= Dan Wagner (data scientist) =

American political consultant

Dan Wagner served as chief analytics officer on Barack Obama's 2012 election campaign and is the founder of Civis Analytics.

Previous to Civis Analytics, Wagner worked in Chicago under David Axelrod on Obama's reelection campaign. The campaign was numbers and data driven. Wagner used big data in a hub composed of 54 statisticians, engineers, data scientists, and organizers from all over the world. Their numbers helped them drive every decision they made about TV, working in the field, raising money, and their communication strategy. They took big data from their disparate sources of data, and put it into one place to drive decision making, on TV, communication, fundraising, digital etc. His department's work was credited with "reinventing how national campaigns are done" and has been highlighted in Time, MIT Technology Review, The Wall Street Journal, Bloomberg, Los Angeles Times, and Harper's Magazine.
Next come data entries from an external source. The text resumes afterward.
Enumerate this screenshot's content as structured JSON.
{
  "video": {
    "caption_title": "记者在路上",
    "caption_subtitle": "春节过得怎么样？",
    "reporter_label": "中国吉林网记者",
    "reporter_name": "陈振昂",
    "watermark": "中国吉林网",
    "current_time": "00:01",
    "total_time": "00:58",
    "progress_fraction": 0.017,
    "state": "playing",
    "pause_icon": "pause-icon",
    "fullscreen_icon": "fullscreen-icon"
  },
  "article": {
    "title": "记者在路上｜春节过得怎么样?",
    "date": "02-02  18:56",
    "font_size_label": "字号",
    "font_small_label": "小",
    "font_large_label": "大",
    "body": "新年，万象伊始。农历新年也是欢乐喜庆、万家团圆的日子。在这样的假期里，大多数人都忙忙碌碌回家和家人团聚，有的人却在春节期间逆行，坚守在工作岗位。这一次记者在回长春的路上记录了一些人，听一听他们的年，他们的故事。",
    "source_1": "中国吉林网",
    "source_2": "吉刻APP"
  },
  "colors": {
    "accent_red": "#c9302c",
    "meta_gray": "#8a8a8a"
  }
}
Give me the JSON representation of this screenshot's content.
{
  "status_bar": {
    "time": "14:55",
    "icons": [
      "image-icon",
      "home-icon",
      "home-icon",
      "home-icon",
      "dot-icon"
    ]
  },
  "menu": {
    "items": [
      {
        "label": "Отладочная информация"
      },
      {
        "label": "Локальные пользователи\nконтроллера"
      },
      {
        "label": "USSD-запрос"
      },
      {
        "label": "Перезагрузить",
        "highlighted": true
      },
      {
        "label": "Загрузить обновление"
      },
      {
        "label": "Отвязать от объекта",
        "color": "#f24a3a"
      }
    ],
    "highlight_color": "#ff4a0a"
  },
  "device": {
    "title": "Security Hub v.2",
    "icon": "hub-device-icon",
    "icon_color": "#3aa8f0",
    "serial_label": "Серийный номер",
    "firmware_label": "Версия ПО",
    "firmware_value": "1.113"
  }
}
Eric Schmidt approached Wagner after the election regarding his algorithms and the two discussed options regarding Wagner's future and Wagner's desire to start a company that would keep together the analytics team they had built. Wagner was simultaneously being approached by nonprofit organizations with big data and that wanted to make better decisions with their data. Schmidt then became an investor and adviser to Wagner.